Conversation in its happiest development is a link, equally exquisite and adequate, between mind and mind, a system by which men approach one another with sympathy and enjoyment, a field for the finest amenities of civilization, for the keenest and most intelligent display of social activity. It is also our solace, our inspiration, and our most rational pleasure. It is a duty we owe to one another; it is our common debt to humanity.
The pessimist is seldom an agitating individual. His creed breeds indifference to others, and he does not trouble himself to thrust his views upon the unconvinced.
But self-satisfaction, if as buoyant as gas, has an ugly trick of collapsing when full blown, and facts are stony things that refuse to melt away in the sunshine of a smile.
A vast deal of ingenuity is wasted every year in evoking the undesirable, in the careful construction of objects which burden life. Frankenstein was a large rather than an isolated example.
The necessity of knowing a little about a great many things is the most grievous burden of our day. It deprives us of leisure on the one hand, and of scholarship on the other.
What strange impulse is it which induces otherwise truthful people to say they like music when they do not, and thus expose themselves to hours of boredom?
Discussion without asperity, sympathy with fusion, gayety unracked by too abundant jests, mental ease in approaching one another; these are the things which give a pleasant smoothness to the rough edge of life.
A villain must be a thing of power, handled with delicacy and grace. He must be wicked enough to excite our aversion, strong enough to arouse our fear, human enough to awaken some transient gleam of sympathy. We must triumph in his downfall, yet not barbarously nor with contempt, and the close of his career must be in harmony with all its previous development.
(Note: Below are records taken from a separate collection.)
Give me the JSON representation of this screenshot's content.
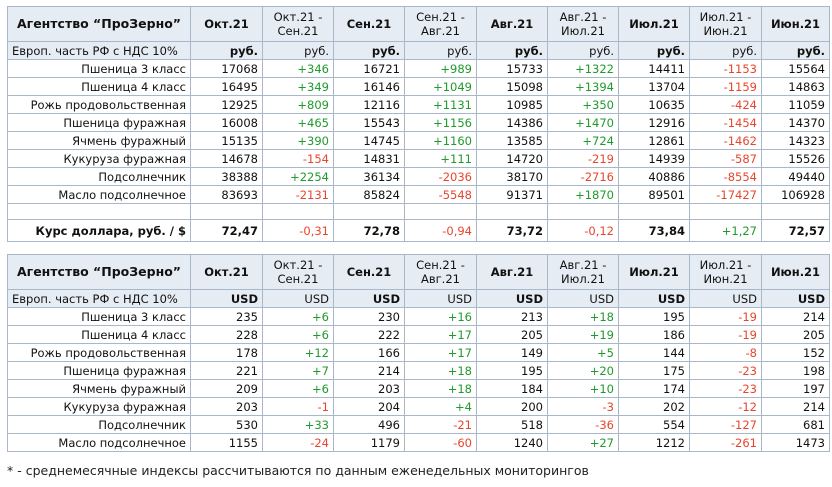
{
  "rub": {
    "agency": "Агентство “ПроЗерно”",
    "headers": [
      "Окт.21",
      "Окт.21 -\nСен.21",
      "Сен.21",
      "Сен.21 -\nАвг.21",
      "Авг.21",
      "Авг.21 -\nИюл.21",
      "Июл.21",
      "Июл.21 -\nИюн.21",
      "Июн.21"
    ],
    "unit_label": "Европ. часть РФ с НДС 10%",
    "units": [
      "руб.",
      "руб.",
      "руб.",
      "руб.",
      "руб.",
      "руб.",
      "руб.",
      "руб.",
      "руб."
    ],
    "rows": [
      {
        "name": "Пшеница 3 класс",
        "cells": [
          "17068",
          "+346",
          "16721",
          "+989",
          "15733",
          "+1322",
          "14411",
          "-1153",
          "15564"
        ]
      },
      {
        "name": "Пшеница 4 класс",
        "cells": [
          "16495",
          "+349",
          "16146",
          "+1049",
          "15098",
          "+1394",
          "13704",
          "-1159",
          "14863"
        ]
      },
      {
        "name": "Рожь продовольственная",
        "cells": [
          "12925",
          "+809",
          "12116",
          "+1131",
          "10985",
          "+350",
          "10635",
          "-424",
          "11059"
        ]
      },
      {
        "name": "Пшеница фуражная",
        "cells": [
          "16008",
          "+465",
          "15543",
          "+1156",
          "14386",
          "+1470",
          "12916",
          "-1454",
          "14370"
        ]
      },
      {
        "name": "Ячмень фуражный",
        "cells": [
          "15135",
          "+390",
          "14745",
          "+1160",
          "13585",
          "+724",
          "12861",
          "-1462",
          "14323"
        ]
      },
      {
        "name": "Кукуруза фуражная",
        "cells": [
          "14678",
          "-154",
          "14831",
          "+111",
          "14720",
          "-219",
          "14939",
          "-587",
          "15526"
        ]
      },
      {
        "name": "Подсолнечник",
        "cells": [
          "38388",
          "+2254",
          "36134",
          "-2036",
          "38170",
          "-2716",
          "40886",
          "-8554",
          "49440"
        ]
      },
      {
        "name": "Масло подсолнечное",
        "cells": [
          "83693",
          "-2131",
          "85824",
          "-5548",
          "91371",
          "+1870",
          "89501",
          "-17427",
          "106928"
        ]
      }
    ]
  },
  "rate": {
    "label": "Курс доллара, руб. / $",
    "cells": [
      "72,47",
      "-0,31",
      "72,78",
      "-0,94",
      "73,72",
      "-0,12",
      "73,84",
      "+1,27",
      "72,57"
    ]
  },
  "usd": {
    "agency": "Агентство “ПроЗерно”",
    "headers": [
      "Окт.21",
      "Окт.21 -\nСен.21",
      "Сен.21",
      "Сен.21 -\nАвг.21",
      "Авг.21",
      "Авг.21 -\nИюл.21",
      "Июл.21",
      "Июл.21 -\nИюн.21",
      "Июн.21"
    ],
    "unit_label": "Европ. часть РФ с НДС 10%",
    "units": [
      "USD",
      "USD",
      "USD",
      "USD",
      "USD",
      "USD",
      "USD",
      "USD",
      "USD"
    ],
    "rows": [
      {
        "name": "Пшеница 3 класс",
        "cells": [
          "235",
          "+6",
          "230",
          "+16",
          "213",
          "+18",
          "195",
          "-19",
          "214"
        ]
      },
      {
        "name": "Пшеница 4 класс",
        "cells": [
          "228",
          "+6",
          "222",
          "+17",
          "205",
          "+19",
          "186",
          "-19",
          "205"
        ]
      },
      {
        "name": "Рожь продовольственная",
        "cells": [
          "178",
          "+12",
          "166",
          "+17",
          "149",
          "+5",
          "144",
          "-8",
          "152"
        ]
      },
      {
        "name": "Пшеница фуражная",
        "cells": [
          "221",
          "+7",
          "214",
          "+18",
          "195",
          "+20",
          "175",
          "-23",
          "198"
        ]
      },
      {
        "name": "Ячмень фуражный",
        "cells": [
          "209",
          "+6",
          "203",
          "+18",
          "184",
          "+10",
          "174",
          "-23",
          "197"
        ]
      },
      {
        "name": "Кукуруза фуражная",
        "cells": [
          "203",
          "-1",
          "204",
          "+4",
          "200",
          "-3",
          "202",
          "-12",
          "214"
        ]
      },
      {
        "name": "Подсолнечник",
        "cells": [
          "530",
          "+33",
          "496",
          "-21",
          "518",
          "-36",
          "554",
          "-127",
          "681"
        ]
      },
      {
        "name": "Масло подсолнечное",
        "cells": [
          "1155",
          "-24",
          "1179",
          "-60",
          "1240",
          "+27",
          "1212",
          "-261",
          "1473"
        ]
      }
    ]
  },
  "footnote": "* - среднемесячные индексы рассчитываются по данным еженедельных мониторингов"
}
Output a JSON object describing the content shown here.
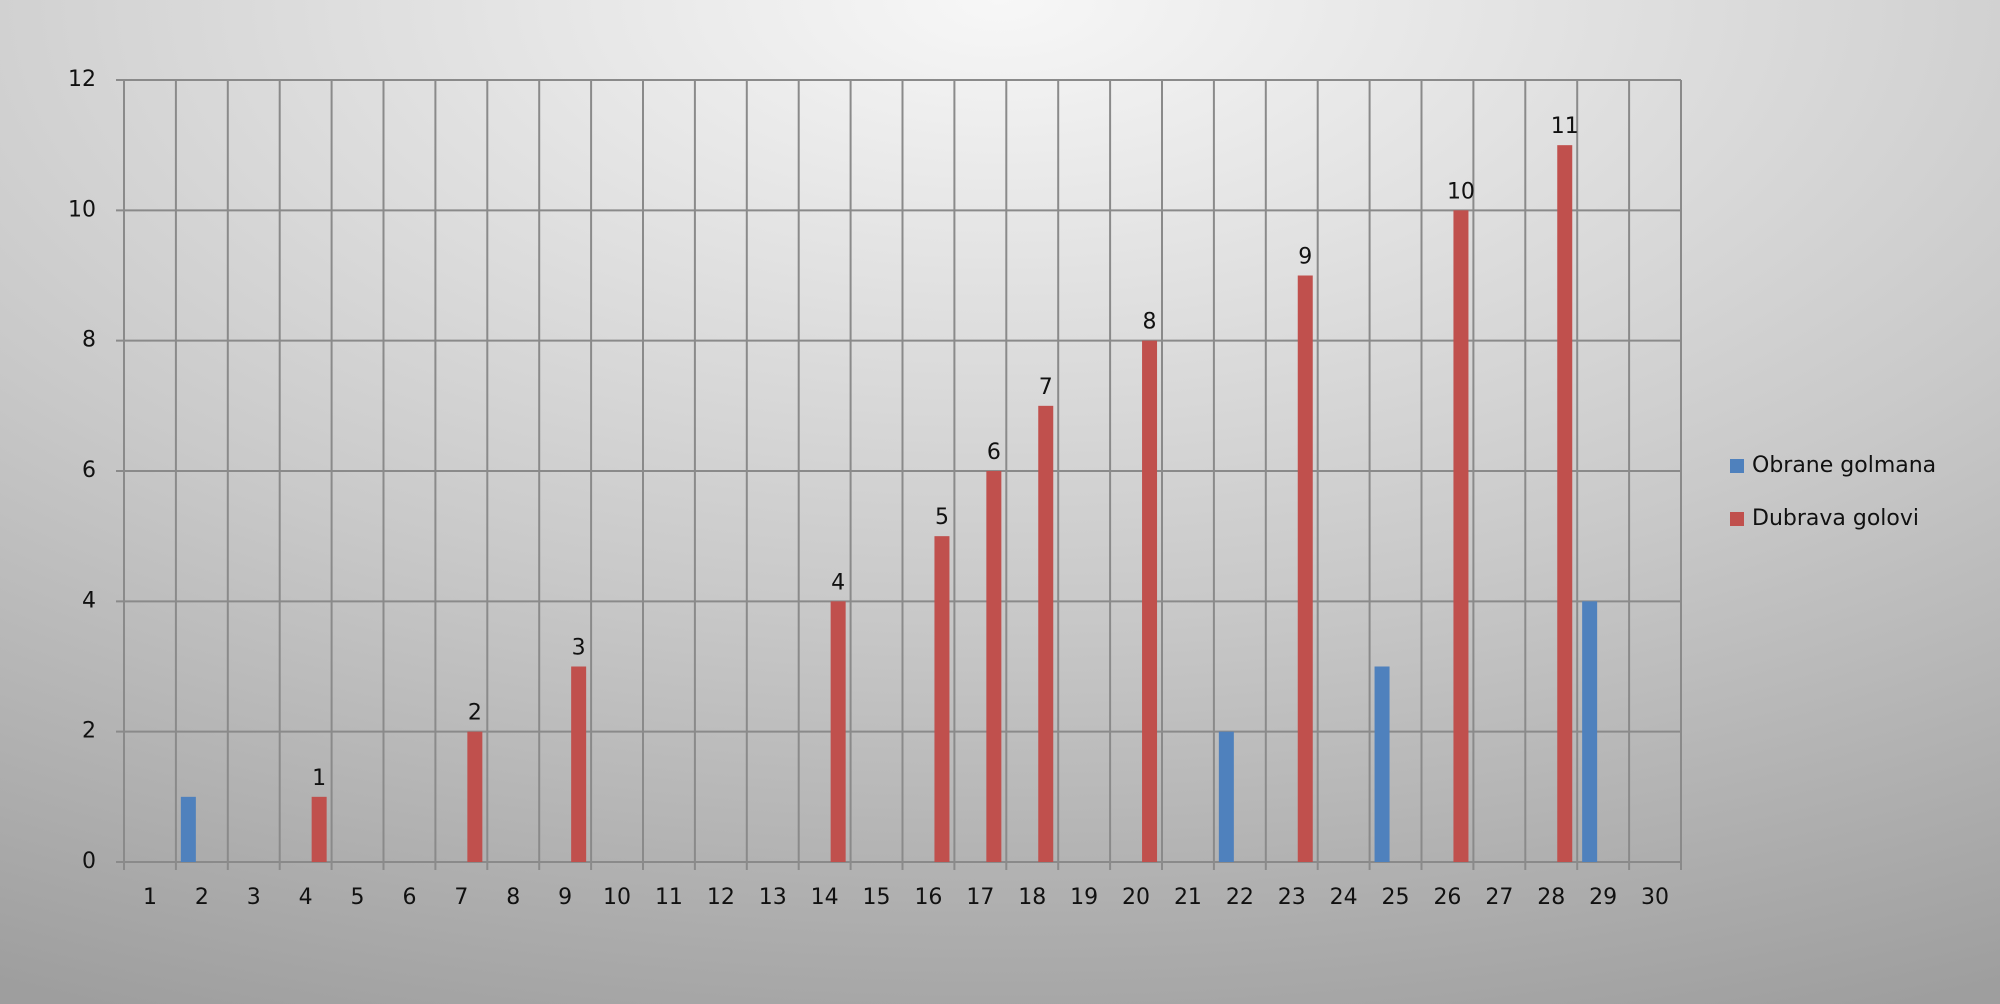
{
  "chart_data": {
    "type": "bar",
    "categories": [
      "1",
      "2",
      "3",
      "4",
      "5",
      "6",
      "7",
      "8",
      "9",
      "10",
      "11",
      "12",
      "13",
      "14",
      "15",
      "16",
      "17",
      "18",
      "19",
      "20",
      "21",
      "22",
      "23",
      "24",
      "25",
      "26",
      "27",
      "28",
      "29",
      "30"
    ],
    "series": [
      {
        "name": "Obrane golmana",
        "color": "#4f81bd",
        "data_labels": false,
        "values": [
          null,
          1,
          null,
          null,
          null,
          null,
          null,
          null,
          null,
          null,
          null,
          null,
          null,
          null,
          null,
          null,
          null,
          null,
          null,
          null,
          null,
          2,
          null,
          null,
          3,
          null,
          null,
          null,
          4,
          null
        ]
      },
      {
        "name": "Dubrava golovi",
        "color": "#c0504d",
        "data_labels": true,
        "values": [
          null,
          null,
          null,
          1,
          null,
          null,
          2,
          null,
          3,
          null,
          null,
          null,
          null,
          4,
          null,
          5,
          6,
          7,
          null,
          8,
          null,
          null,
          9,
          null,
          null,
          10,
          null,
          11,
          null,
          null
        ]
      }
    ],
    "ylim": [
      0,
      12
    ],
    "yticks": [
      0,
      2,
      4,
      6,
      8,
      10,
      12
    ],
    "grid": true,
    "legend": "right"
  }
}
The well-ordered mind knows the value, no less than the charm, of reticence. The fruit of the tree of knowledge ... falls ripe from its stem; but those who have eaten with sobriety find no need to discuss the processes of digestion.
Whatever has "wit enough to keep it sweet" defies corruption and outlasts all time; but the wit must be of that outward and visible order which needs no introduction or demonstration at our hands.